Box Office Report: ‘Skyfall’ Sets James Bond Franchise Record
WINNER OF THE WEEK: Bond, James Bond. Skyfall lived up to its hype, setting a record for the 50-year-old franchise with a debut estimated at $87.8 million. Strong reviews and positive word-of-mouth joined half a century of fan goodwill to generate the biggest opening ever for an 007 movie (even adjusting for inflation). For what it’s worth, it’s also the biggest-ever November opening for a movie that doesn’t have “Twilight” or “Harry Potter” in the title. Skyfall also earned a similar amount (an estimated $89 million) in all the overseas territories where it has already been playing for a few weeks, for a total to date of more than a half-billion dollars. That license to kill is also a license to print money.
LOSER OF THE WEEK: Nobody. Well, you can’t lose if you don’t play, and nobody went up against Skyfall with a new wide-release movie this week. Last week’s holdovers, however, did very well, too. The rest of the top five movies weathered modest declines of about 30 to 40 percent from last week’s business. Wreck-It Ralph, last week’s champ, continued to own the family audience. It slipped to second place with estimated earnings of $33.1 million, for a two-weekend total of $93.7 million. The Denzel Washington drama Flight stayed aloft in third place with an estimated $15.1 million, bringing its 10-day total to $47.8 million. In its fifth week, Argo grabbed another estimated $6.4 million for a total of $85.7 million so far. And Taken 2 took another estimated $4.0 million, good for fifth place and a six-week total of $131.3 million. If there were any losers, maybe they were Cloud Atlas and The Man With the Iron Fists, which both earned about $2.5 million and nearly fell off the charts. But then, they were specialty pictures that were never going to compete well against wide-release mainstream films. They deserve credit just for trying to play on the same field.
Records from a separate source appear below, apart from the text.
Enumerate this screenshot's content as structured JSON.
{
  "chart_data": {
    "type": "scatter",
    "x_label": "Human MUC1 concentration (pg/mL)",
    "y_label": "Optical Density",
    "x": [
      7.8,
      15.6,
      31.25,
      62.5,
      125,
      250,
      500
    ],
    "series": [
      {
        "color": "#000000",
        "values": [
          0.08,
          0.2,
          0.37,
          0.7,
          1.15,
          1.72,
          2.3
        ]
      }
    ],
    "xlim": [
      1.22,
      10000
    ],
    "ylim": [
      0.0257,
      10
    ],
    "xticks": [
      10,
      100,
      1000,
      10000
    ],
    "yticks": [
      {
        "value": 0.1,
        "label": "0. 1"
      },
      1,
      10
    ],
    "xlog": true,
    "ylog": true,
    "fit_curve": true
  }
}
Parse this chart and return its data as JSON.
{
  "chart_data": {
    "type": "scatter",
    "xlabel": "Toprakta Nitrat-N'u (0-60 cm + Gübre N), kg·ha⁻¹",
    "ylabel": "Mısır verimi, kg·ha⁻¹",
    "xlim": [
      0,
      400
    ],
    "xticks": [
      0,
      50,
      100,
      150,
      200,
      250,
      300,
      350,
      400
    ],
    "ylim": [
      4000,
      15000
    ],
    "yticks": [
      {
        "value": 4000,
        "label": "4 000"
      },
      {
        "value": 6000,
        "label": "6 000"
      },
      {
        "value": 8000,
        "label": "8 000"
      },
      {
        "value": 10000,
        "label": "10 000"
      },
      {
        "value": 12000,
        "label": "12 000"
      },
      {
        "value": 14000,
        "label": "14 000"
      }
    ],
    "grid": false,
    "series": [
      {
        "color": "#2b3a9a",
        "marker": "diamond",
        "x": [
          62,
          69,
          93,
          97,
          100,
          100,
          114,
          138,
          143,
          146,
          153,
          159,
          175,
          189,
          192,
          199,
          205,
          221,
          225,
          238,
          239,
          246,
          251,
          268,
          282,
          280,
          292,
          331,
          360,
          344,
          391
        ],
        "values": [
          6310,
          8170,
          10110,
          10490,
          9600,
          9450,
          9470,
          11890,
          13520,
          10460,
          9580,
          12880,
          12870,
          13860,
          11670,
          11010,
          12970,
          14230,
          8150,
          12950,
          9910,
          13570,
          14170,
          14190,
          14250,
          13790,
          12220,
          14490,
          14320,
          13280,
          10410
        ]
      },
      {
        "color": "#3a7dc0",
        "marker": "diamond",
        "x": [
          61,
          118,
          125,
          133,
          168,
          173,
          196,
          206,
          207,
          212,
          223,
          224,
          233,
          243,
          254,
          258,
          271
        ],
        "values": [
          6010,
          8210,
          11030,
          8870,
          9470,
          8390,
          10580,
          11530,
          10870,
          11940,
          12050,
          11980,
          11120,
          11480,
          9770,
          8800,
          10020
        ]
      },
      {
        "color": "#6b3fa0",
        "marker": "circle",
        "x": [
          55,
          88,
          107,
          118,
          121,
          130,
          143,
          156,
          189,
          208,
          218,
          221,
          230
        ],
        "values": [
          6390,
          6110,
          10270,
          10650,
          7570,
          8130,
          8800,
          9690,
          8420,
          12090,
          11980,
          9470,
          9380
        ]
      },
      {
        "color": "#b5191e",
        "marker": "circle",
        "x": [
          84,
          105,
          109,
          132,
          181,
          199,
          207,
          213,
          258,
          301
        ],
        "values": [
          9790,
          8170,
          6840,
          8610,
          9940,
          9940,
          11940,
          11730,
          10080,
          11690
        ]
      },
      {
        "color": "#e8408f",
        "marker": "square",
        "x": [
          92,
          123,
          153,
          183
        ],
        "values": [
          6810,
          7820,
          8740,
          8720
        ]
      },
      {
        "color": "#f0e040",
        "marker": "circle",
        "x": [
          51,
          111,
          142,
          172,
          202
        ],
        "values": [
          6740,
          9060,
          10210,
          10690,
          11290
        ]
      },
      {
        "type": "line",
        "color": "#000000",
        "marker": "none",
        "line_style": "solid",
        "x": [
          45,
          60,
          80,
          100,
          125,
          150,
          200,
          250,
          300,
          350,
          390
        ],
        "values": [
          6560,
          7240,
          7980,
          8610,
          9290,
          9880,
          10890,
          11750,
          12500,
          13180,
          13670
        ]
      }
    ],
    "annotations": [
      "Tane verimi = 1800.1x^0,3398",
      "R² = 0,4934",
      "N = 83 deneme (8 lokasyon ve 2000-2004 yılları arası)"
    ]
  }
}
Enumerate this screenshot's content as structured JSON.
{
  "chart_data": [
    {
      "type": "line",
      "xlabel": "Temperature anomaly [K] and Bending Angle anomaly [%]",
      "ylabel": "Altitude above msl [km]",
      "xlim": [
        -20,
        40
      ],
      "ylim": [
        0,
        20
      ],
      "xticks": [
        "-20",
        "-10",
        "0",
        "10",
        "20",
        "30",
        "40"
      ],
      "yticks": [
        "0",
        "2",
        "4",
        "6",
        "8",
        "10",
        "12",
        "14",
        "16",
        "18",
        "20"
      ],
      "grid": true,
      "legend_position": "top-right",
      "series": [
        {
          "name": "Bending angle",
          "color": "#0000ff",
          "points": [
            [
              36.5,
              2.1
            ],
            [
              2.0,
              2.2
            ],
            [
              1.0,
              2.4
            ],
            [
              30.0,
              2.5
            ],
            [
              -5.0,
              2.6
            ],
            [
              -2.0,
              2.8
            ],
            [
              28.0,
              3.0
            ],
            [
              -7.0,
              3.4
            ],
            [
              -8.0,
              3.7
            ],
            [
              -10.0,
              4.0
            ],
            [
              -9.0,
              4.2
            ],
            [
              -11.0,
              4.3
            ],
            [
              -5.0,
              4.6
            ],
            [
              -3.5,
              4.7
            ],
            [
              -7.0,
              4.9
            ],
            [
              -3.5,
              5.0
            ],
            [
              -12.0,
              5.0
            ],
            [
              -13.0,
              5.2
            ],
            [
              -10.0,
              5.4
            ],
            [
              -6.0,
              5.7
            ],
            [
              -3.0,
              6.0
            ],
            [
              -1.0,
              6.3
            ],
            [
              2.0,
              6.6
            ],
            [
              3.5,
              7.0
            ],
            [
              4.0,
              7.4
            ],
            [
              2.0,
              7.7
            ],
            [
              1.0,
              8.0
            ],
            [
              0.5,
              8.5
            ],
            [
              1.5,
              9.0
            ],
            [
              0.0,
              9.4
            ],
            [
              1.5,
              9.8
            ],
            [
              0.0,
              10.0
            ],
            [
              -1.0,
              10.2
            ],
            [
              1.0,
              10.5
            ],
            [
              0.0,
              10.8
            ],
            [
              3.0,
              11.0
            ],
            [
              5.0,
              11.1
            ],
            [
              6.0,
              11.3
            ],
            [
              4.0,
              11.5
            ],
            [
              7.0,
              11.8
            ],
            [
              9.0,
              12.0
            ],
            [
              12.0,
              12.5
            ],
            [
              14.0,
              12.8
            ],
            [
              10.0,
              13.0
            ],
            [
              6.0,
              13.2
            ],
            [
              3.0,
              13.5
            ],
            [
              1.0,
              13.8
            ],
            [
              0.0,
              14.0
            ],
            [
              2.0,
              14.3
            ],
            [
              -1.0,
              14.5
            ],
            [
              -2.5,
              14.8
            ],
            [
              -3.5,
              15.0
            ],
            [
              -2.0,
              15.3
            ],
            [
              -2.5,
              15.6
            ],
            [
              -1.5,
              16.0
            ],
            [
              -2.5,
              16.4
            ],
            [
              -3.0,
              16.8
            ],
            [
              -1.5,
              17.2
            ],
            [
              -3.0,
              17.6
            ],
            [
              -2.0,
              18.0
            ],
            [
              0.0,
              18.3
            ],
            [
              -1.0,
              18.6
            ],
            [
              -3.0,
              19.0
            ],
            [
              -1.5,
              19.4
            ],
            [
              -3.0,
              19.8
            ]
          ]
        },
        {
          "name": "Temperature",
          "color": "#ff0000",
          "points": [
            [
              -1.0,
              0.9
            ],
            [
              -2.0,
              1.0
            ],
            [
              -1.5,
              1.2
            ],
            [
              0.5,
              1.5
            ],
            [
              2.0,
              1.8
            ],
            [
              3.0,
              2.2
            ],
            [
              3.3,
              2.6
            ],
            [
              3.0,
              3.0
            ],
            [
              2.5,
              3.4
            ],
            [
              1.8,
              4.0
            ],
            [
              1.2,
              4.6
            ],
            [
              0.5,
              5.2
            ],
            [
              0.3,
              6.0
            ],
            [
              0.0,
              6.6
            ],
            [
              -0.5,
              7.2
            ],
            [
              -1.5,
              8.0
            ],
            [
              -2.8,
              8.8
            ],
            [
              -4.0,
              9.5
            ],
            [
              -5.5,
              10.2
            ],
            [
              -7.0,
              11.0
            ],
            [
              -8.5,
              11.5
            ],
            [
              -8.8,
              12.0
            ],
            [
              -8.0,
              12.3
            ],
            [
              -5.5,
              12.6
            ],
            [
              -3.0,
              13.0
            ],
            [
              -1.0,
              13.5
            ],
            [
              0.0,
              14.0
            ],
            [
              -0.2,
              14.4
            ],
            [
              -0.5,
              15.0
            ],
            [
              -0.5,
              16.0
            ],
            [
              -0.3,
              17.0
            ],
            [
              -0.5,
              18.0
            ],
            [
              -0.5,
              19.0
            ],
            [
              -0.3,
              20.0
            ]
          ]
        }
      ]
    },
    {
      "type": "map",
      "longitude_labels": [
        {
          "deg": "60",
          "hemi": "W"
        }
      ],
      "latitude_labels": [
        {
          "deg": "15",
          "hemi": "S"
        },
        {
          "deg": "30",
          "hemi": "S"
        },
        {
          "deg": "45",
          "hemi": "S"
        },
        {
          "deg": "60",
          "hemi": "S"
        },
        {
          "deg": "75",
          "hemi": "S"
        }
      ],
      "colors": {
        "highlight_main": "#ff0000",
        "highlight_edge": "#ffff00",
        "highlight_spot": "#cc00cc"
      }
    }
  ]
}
OTHER THAN THAT, MRS. LINCOLN…: “Went to see Lincoln,” tweeted film funnyman Albert Brooks the other day. “Only seats left were in the balcony. Passed.” Okay, he was kidding, but it’s true that most screenings of Steven Spielberg’s biopic were all but sold out. The movie, featuring Daniel Day-Lewis’ Oscar-baiting performance as the 16th president, opened on just 11 screens but it earned an estimated $900,000, for a per-screen average of $81,818. That’s a huge number, the third-biggest per-screen average of the year (behind The Master and Moonrise Kingdom), suggesting Lincoln should sell well when it opens wide next weekend. Even if you’re creeped out about sitting in the mezzanine to watch Lincoln, you may not have much choice.